The paintings lend representation a semiotic status, granting it the power to create signs that are autonomous because they are freed from common narratology. Rhetorically, these situations could simply be considered different figures of substitution: metonymy, mise en abyme, metalepsis, analogy—forms that overturn the logical devices of the narrative by replacing them with an absurd sequence or discordant simultaneity. Things are not as common sense would have them and this is where signs come in: the image is in the overflowing, the fragmentation, the circular, not in a linear interpretation. With this, the image reveals its true nature: it is a builder of mysteries and enigmas that moulds fluid materials into a concrete form. The image evades interpretation and explanation; it must be grasped by other means. Perhaps by what André Breton terms ‘the test of awakening’, or in other words, the emotion evoked by the work when the sleeper discovers it upon wakening.
 
Elora Weill-Engerer
Art Critic and Curator

Les toiles de Lise Stoufflet ont ceci de commun qu’elles présentent des situations à la fois arrêtées et menaçantes.
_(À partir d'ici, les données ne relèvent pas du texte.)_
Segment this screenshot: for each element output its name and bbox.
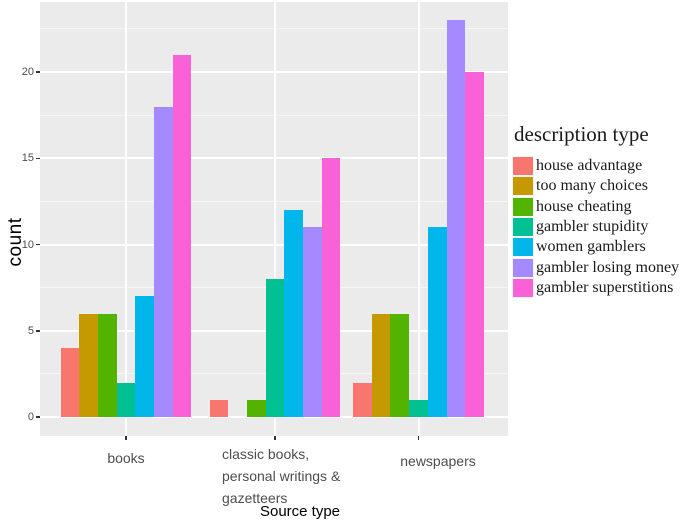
legend-label: women gamblers xyxy=(536,238,646,256)
bar xyxy=(172,54,192,417)
bar xyxy=(353,382,372,417)
legend-label: too many choices xyxy=(536,177,648,195)
y-tick-mark xyxy=(36,330,40,332)
bar xyxy=(427,227,447,417)
gridline-vertical xyxy=(417,2,420,436)
legend-item: gambler losing money xyxy=(508,257,690,277)
y-tick-label: 0 xyxy=(27,411,34,423)
legend-label: gambler superstitions xyxy=(536,278,674,296)
bar xyxy=(154,106,173,417)
legend-swatch xyxy=(513,218,533,237)
bar xyxy=(371,313,391,417)
bar xyxy=(409,399,428,417)
x-tick-label: classic books, personal writings & gazet… xyxy=(222,446,341,506)
x-axis-title: Source type xyxy=(259,503,341,520)
legend-item: women gamblers xyxy=(508,237,690,257)
legend-items: house advantage too many choices house che… xyxy=(508,156,690,298)
legend-label: house advantage xyxy=(536,157,643,175)
bar xyxy=(465,72,484,417)
y-tick-mark xyxy=(36,416,40,418)
gridline-vertical xyxy=(125,2,127,436)
x-tick-mark xyxy=(274,436,276,440)
legend-swatch xyxy=(513,157,533,176)
bar xyxy=(116,382,136,417)
legend-item: gambler superstitions xyxy=(508,278,690,298)
legend-swatch xyxy=(513,177,533,196)
y-tick-label: 5 xyxy=(27,324,34,337)
legend: description type house advantage too many… xyxy=(508,122,690,298)
bar xyxy=(246,399,266,417)
plot-panel xyxy=(40,2,508,436)
legend-item: too many choices xyxy=(508,176,690,196)
legend-item: house cheating xyxy=(508,197,690,217)
legend-swatch xyxy=(513,258,533,277)
legend-swatch xyxy=(513,278,533,297)
bar xyxy=(135,296,155,417)
legend-label: gambler losing money xyxy=(536,258,680,276)
y-tick-mark xyxy=(36,243,40,246)
legend-label: gambler stupidity xyxy=(536,218,649,236)
y-tick-mark xyxy=(36,157,40,159)
bar xyxy=(60,348,80,417)
y-tick-label: 10 xyxy=(21,238,34,251)
x-tick-label: books xyxy=(107,450,145,466)
gridline-vertical xyxy=(274,2,276,436)
y-tick-label: 20 xyxy=(21,66,34,78)
legend-swatch xyxy=(513,238,533,257)
bar xyxy=(446,20,466,417)
legend-swatch xyxy=(513,197,533,216)
bar xyxy=(390,313,410,417)
bar xyxy=(209,399,229,417)
legend-item: gambler stupidity xyxy=(508,217,690,237)
bar xyxy=(321,158,341,417)
bar xyxy=(97,313,117,417)
x-tick-label: newspapers xyxy=(400,453,476,469)
legend-label: house cheating xyxy=(536,197,632,215)
legend-item: house advantage xyxy=(508,156,690,176)
bar xyxy=(284,210,304,417)
bar xyxy=(265,279,285,417)
bar xyxy=(303,227,322,417)
x-tick-mark xyxy=(417,436,420,440)
bar xyxy=(79,313,98,417)
x-tick-mark xyxy=(125,436,127,440)
legend-title: description type xyxy=(514,122,649,146)
y-tick-mark xyxy=(36,71,40,73)
y-tick-label: 15 xyxy=(21,152,34,165)
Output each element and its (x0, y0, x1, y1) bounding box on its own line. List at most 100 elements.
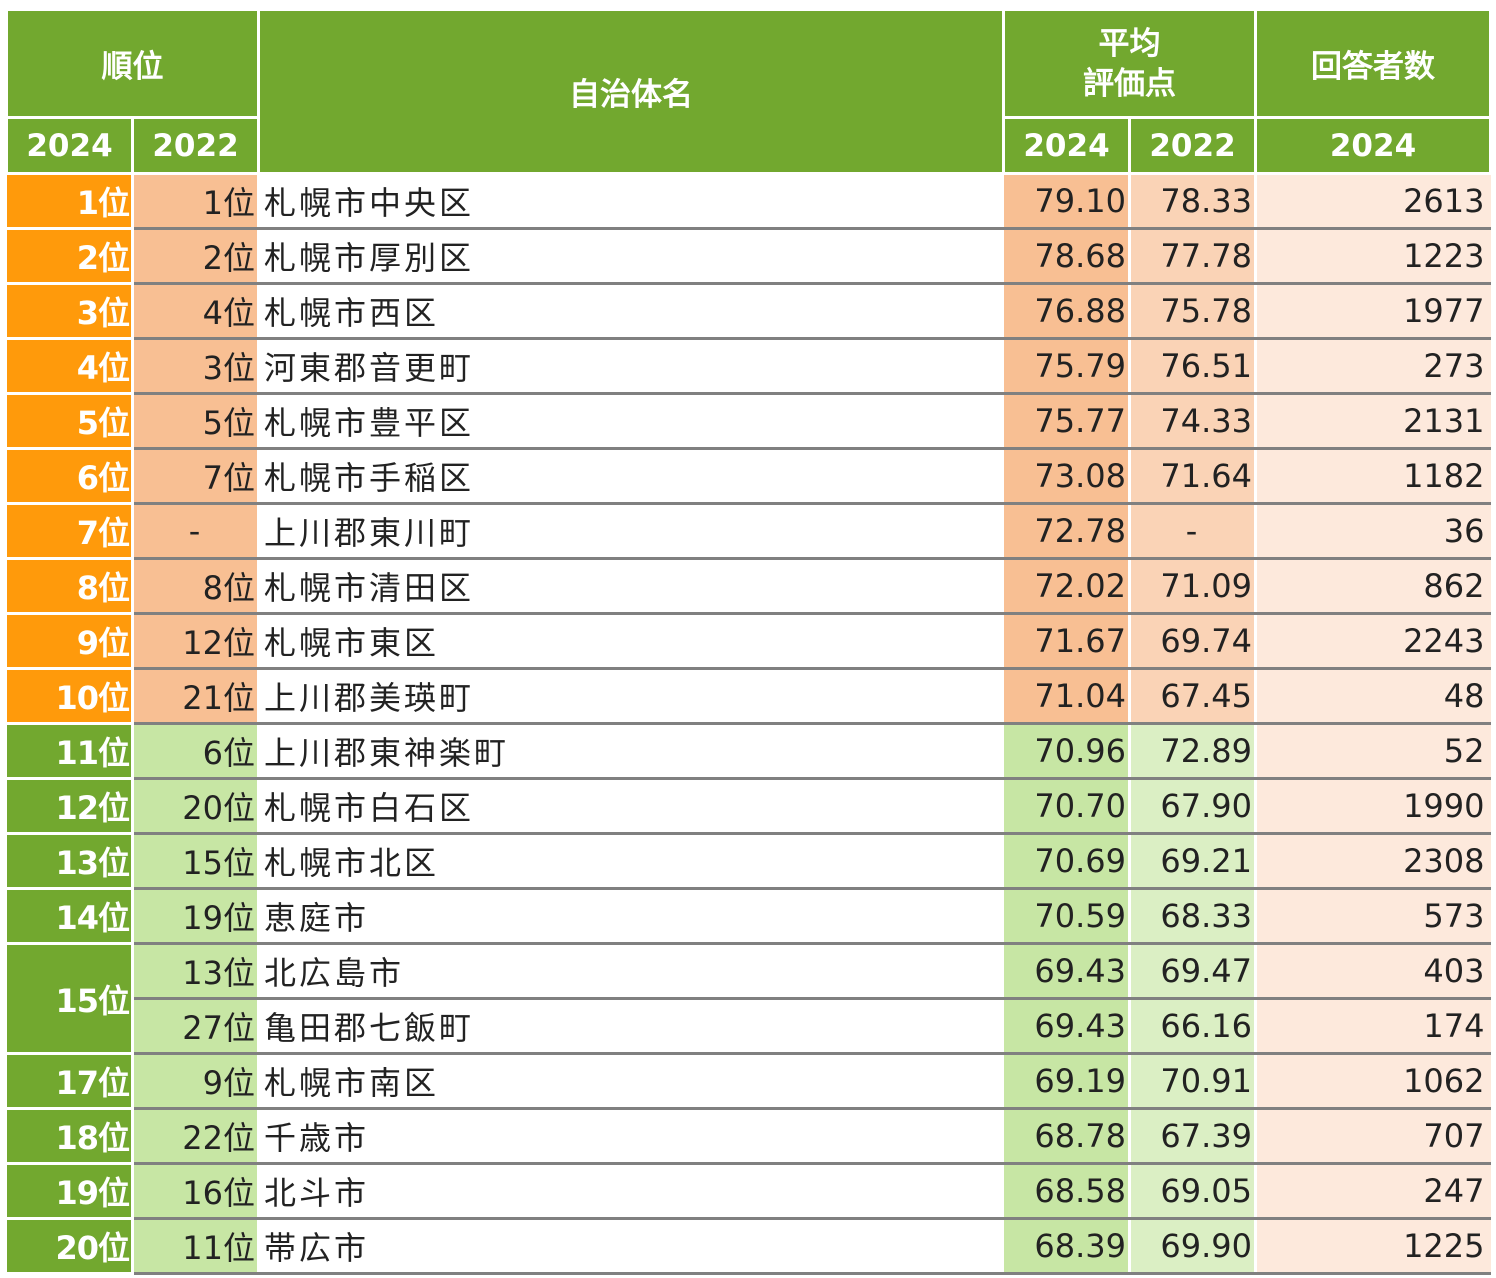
score-2022-cell: 71.09 (1129, 558, 1257, 615)
municipality-name-cell: 札幌市手稲区 (258, 448, 1004, 505)
municipality-name-cell: 恵庭市 (258, 888, 1004, 945)
municipality-name-cell: 札幌市豊平区 (258, 393, 1004, 450)
rank-2022-cell: 5位 (132, 393, 260, 450)
respondents-cell: 174 (1255, 998, 1491, 1055)
rank-2022-cell: 22位 (132, 1108, 260, 1165)
score-2024-cell: 71.04 (1003, 668, 1131, 725)
score-2024-cell: 78.68 (1003, 228, 1131, 285)
score-2022-cell: 67.90 (1129, 778, 1257, 835)
respondents-cell: 1990 (1255, 778, 1491, 835)
respondents-cell: 247 (1255, 1163, 1491, 1220)
score-2024-cell: 75.79 (1003, 338, 1131, 395)
table-row: 27位 亀田郡七飯町 69.43 66.16 174 (7, 998, 1491, 1055)
header-score-line1: 平均 (1098, 25, 1161, 62)
rank-2022-cell: 1位 (132, 173, 260, 230)
rank-2024-cell: 6位 (6, 448, 134, 505)
rank-2022-cell: - (132, 503, 260, 560)
municipality-name-cell: 北斗市 (258, 1163, 1004, 1220)
municipality-name-cell: 上川郡東川町 (258, 503, 1004, 560)
rank-2022-cell: 16位 (132, 1163, 260, 1220)
respondents-cell: 1225 (1255, 1218, 1491, 1275)
score-2022-cell: 78.33 (1129, 173, 1257, 230)
score-2024-cell: 72.02 (1003, 558, 1131, 615)
score-2024-cell: 70.70 (1003, 778, 1131, 835)
municipality-name-cell: 上川郡美瑛町 (258, 668, 1004, 725)
table-row: 3位 4位 札幌市西区 76.88 75.78 1977 (6, 283, 1491, 340)
respondents-cell: 1977 (1255, 283, 1491, 340)
header-respondents-2024: 2024 (1254, 116, 1492, 175)
respondents-cell: 573 (1255, 888, 1491, 945)
score-2022-cell: 66.16 (1129, 998, 1257, 1055)
score-2022-cell: 72.89 (1129, 723, 1257, 780)
score-2024-cell: 69.43 (1003, 998, 1131, 1055)
score-2022-cell: - (1129, 503, 1257, 560)
table-row: 1位 1位 札幌市中央区 79.10 78.33 2613 (6, 173, 1491, 230)
rank-2022-cell: 19位 (132, 888, 260, 945)
score-2024-cell: 72.78 (1003, 503, 1131, 560)
municipality-name-cell: 北広島市 (258, 943, 1004, 1000)
rank-2024-cell: 8位 (6, 558, 134, 615)
respondents-cell: 707 (1255, 1108, 1491, 1165)
table-row: 18位 22位 千歳市 68.78 67.39 707 (6, 1108, 1491, 1165)
score-2024-cell: 70.69 (1003, 833, 1131, 890)
respondents-cell: 273 (1255, 338, 1491, 395)
header-average-score: 平均 評価点 (1002, 8, 1257, 119)
municipality-name-cell: 札幌市白石区 (258, 778, 1004, 835)
rank-2022-cell: 7位 (132, 448, 260, 505)
table-row: 8位 8位 札幌市清田区 72.02 71.09 862 (6, 558, 1491, 615)
score-2024-cell: 79.10 (1003, 173, 1131, 230)
table-row: 11位 6位 上川郡東神楽町 70.96 72.89 52 (6, 723, 1491, 780)
header-rank-2024: 2024 (5, 116, 134, 175)
table-row: 5位 5位 札幌市豊平区 75.77 74.33 2131 (6, 393, 1491, 450)
municipality-name-cell: 札幌市厚別区 (258, 228, 1004, 285)
table-row: 19位 16位 北斗市 68.58 69.05 247 (6, 1163, 1491, 1220)
rank-2024-cell: 3位 (6, 283, 134, 340)
table-row: 7位 - 上川郡東川町 72.78-36 (6, 503, 1491, 560)
respondents-cell: 2243 (1255, 613, 1491, 670)
table-row: 12位 20位 札幌市白石区 70.70 67.90 1990 (6, 778, 1491, 835)
rank-2024-cell: 14位 (6, 888, 134, 945)
rank-2022-cell: 13位 (132, 943, 260, 1000)
score-2022-cell: 70.91 (1129, 1053, 1257, 1110)
score-2024-cell: 76.88 (1003, 283, 1131, 340)
rank-2024-cell: 1位 (6, 173, 134, 230)
table-row: 2位 2位 札幌市厚別区 78.68 77.78 1223 (6, 228, 1491, 285)
rank-2022-cell: 11位 (132, 1218, 260, 1275)
municipality-name-cell: 帯広市 (258, 1218, 1004, 1275)
rank-2024-cell: 4位 (6, 338, 134, 395)
rank-2024-cell: 15位 (6, 943, 134, 1055)
municipality-name-cell: 亀田郡七飯町 (258, 998, 1004, 1055)
respondents-cell: 48 (1255, 668, 1491, 725)
score-2022-cell: 67.39 (1129, 1108, 1257, 1165)
rank-2024-cell: 19位 (6, 1163, 134, 1220)
score-2022-cell: 69.90 (1129, 1218, 1257, 1275)
rank-2022-cell: 8位 (132, 558, 260, 615)
header-score-2024: 2024 (1002, 116, 1131, 175)
rank-2024-cell: 9位 (6, 613, 134, 670)
score-2022-cell: 74.33 (1129, 393, 1257, 450)
municipality-name-cell: 札幌市東区 (258, 613, 1004, 670)
rank-2024-cell: 12位 (6, 778, 134, 835)
municipality-name-cell: 札幌市清田区 (258, 558, 1004, 615)
score-2022-cell: 71.64 (1129, 448, 1257, 505)
score-2024-cell: 70.96 (1003, 723, 1131, 780)
score-2024-cell: 70.59 (1003, 888, 1131, 945)
table-row: 20位 11位 帯広市 68.39 69.90 1225 (6, 1218, 1491, 1275)
rank-2022-cell: 15位 (132, 833, 260, 890)
score-2024-cell: 75.77 (1003, 393, 1131, 450)
respondents-cell: 403 (1255, 943, 1491, 1000)
table-row: 15位 13位 北広島市 69.43 69.47 403 (6, 943, 1491, 1055)
score-2022-cell: 69.21 (1129, 833, 1257, 890)
rank-2022-cell: 6位 (132, 723, 260, 780)
rank-2022-cell: 21位 (132, 668, 260, 725)
rank-2024-cell: 10位 (6, 668, 134, 725)
rank-2024-cell: 13位 (6, 833, 134, 890)
respondents-cell: 52 (1255, 723, 1491, 780)
respondents-cell: 1062 (1255, 1053, 1491, 1110)
rank-2024-cell: 7位 (6, 503, 134, 560)
rank-2022-cell: 9位 (132, 1053, 260, 1110)
respondents-cell: 2613 (1255, 173, 1491, 230)
score-2024-cell: 68.39 (1003, 1218, 1131, 1275)
score-2024-cell: 69.43 (1003, 943, 1131, 1000)
rank-2022-cell: 12位 (132, 613, 260, 670)
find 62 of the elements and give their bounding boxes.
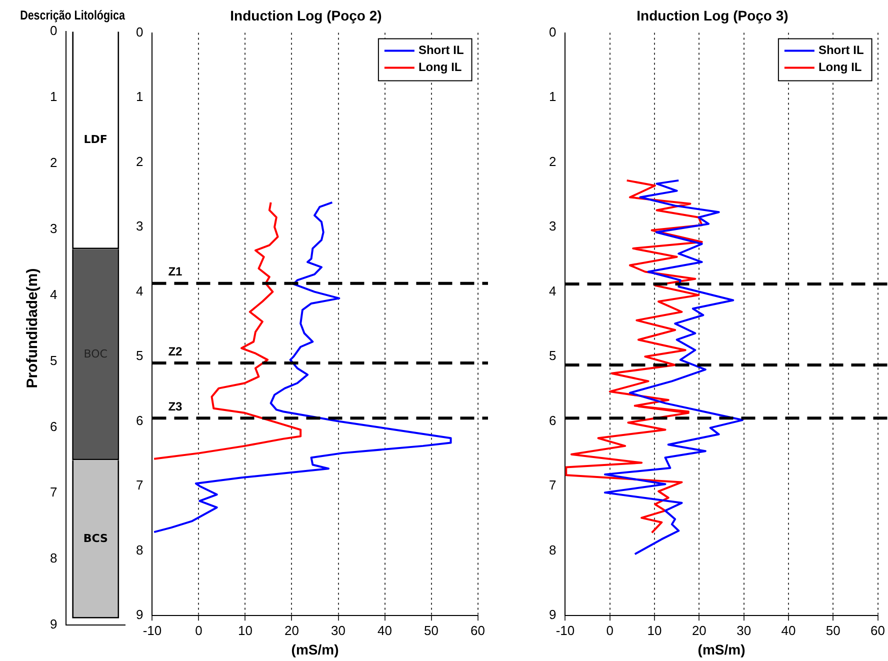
y-tick-label: 2 <box>50 155 58 170</box>
y-tick-label: 1 <box>548 89 556 104</box>
y-tick-label: 1 <box>136 89 144 104</box>
x-tick-label: -10 <box>142 622 162 638</box>
series-label: BCS <box>83 532 108 546</box>
y-tick-label: 9 <box>136 607 144 622</box>
y-tick-label: 0 <box>50 23 58 38</box>
chart-title: Induction Log (Poço 3) <box>636 7 788 24</box>
y-tick-label: 6 <box>50 418 58 434</box>
legend-label: Short IL <box>818 43 864 58</box>
x-tick-label: 30 <box>331 622 346 638</box>
y-tick-label: 5 <box>50 352 58 368</box>
y-tick-label: 5 <box>136 348 144 364</box>
x-tick-label: 40 <box>378 622 392 638</box>
x-tick-label: -10 <box>556 622 575 638</box>
series-label: LDF <box>84 133 108 146</box>
legend-label: Long IL <box>818 60 862 74</box>
y-tick-label: 3 <box>136 218 144 234</box>
chart-title: Induction Log (Poço 2) <box>230 7 382 24</box>
y-tick-label: 7 <box>548 478 556 493</box>
x-tick-label: 10 <box>238 622 252 638</box>
x-tick-label: 60 <box>470 622 486 638</box>
y-tick-label: 4 <box>50 286 58 302</box>
x-tick-label: 30 <box>736 622 752 638</box>
ref-line-label: Z3 <box>168 399 183 414</box>
x-tick-label: 20 <box>284 622 299 638</box>
y-tick-label: 9 <box>50 616 58 632</box>
y-tick-label: 8 <box>548 542 556 558</box>
y-axis-title: Profundidade(m) <box>24 268 42 388</box>
legend-label: Long IL <box>418 60 462 74</box>
x-tick-label: 0 <box>606 622 614 638</box>
y-tick-label: 2 <box>136 154 144 169</box>
y-tick-label: 8 <box>136 542 144 558</box>
x-tick-label: 60 <box>870 622 886 638</box>
x-tick-label: 50 <box>826 622 840 638</box>
ref-line-label: Z1 <box>168 264 183 279</box>
x-tick-label: 20 <box>692 622 706 638</box>
y-tick-label: 4 <box>136 283 144 298</box>
chart-title: Descrição Litológica <box>20 7 126 23</box>
x-tick-label: 0 <box>195 622 202 638</box>
y-tick-label: 6 <box>548 412 556 428</box>
y-tick-label: 1 <box>50 89 58 104</box>
y-tick-label: 4 <box>548 283 556 298</box>
legend-label: Short IL <box>418 43 464 58</box>
y-tick-label: 3 <box>548 218 556 234</box>
series-label: BOC <box>84 348 108 361</box>
x-tick-label: 10 <box>647 622 662 638</box>
y-tick-label: 3 <box>50 220 58 236</box>
y-tick-label: 7 <box>50 484 58 500</box>
y-tick-label: 6 <box>136 412 144 428</box>
y-tick-label: 7 <box>136 478 144 493</box>
y-tick-label: 9 <box>548 607 556 622</box>
y-tick-label: 8 <box>50 550 58 566</box>
x-tick-label: 40 <box>781 622 796 638</box>
y-tick-label: 2 <box>548 154 556 169</box>
x-tick-label: 50 <box>424 622 438 638</box>
ref-line-label: Z2 <box>168 344 183 358</box>
x-axis-title: (mS/m) <box>291 641 339 658</box>
y-tick-label: 0 <box>136 24 144 40</box>
y-tick-label: 5 <box>548 348 556 364</box>
y-tick-label: 0 <box>548 24 556 40</box>
x-axis-title: (mS/m) <box>698 641 746 658</box>
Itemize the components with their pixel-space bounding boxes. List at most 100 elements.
S’y côtoient le paisible – une eau stagnante, un corps au repos, des figures contemplatives – et le trouble – la catastrophe, le monstre, le risque de blessure -. Entre les deux, une absence totale de corrélation : le danger ne suscite aucune réaction. Au contraire, l’exposition Calm down se déploie autour de cette ambiguïté qui consiste à voir la tranquillité comme source d’angoisse ou à entendre l’injonction à se calmer comme ce qui produit l’effet opposé. De fait, l’événement, l’étrange ou l’anormal se calquent sur un temps long qui est le propre de l’accalmie. Ils accèdent au statut d’image latente qui s’inscrit dans la durée et l’environnement plutôt que dans l’instant et la rupture. Ce qui est précisément intéressant ici, c’est que ces choses de l’ordre du caché et de l’intériorité (l’inconscient, le refoulé, le rêve) sont ainsi douées d’une réelle forme visuelle tout en échappant à la crise : nul doute sur la nature de ce que l’on voit. La vraie question porte sur les mécanismes magiques, ludiques ou imaginaires de l’image, ce qu’elle suscite ou révèle.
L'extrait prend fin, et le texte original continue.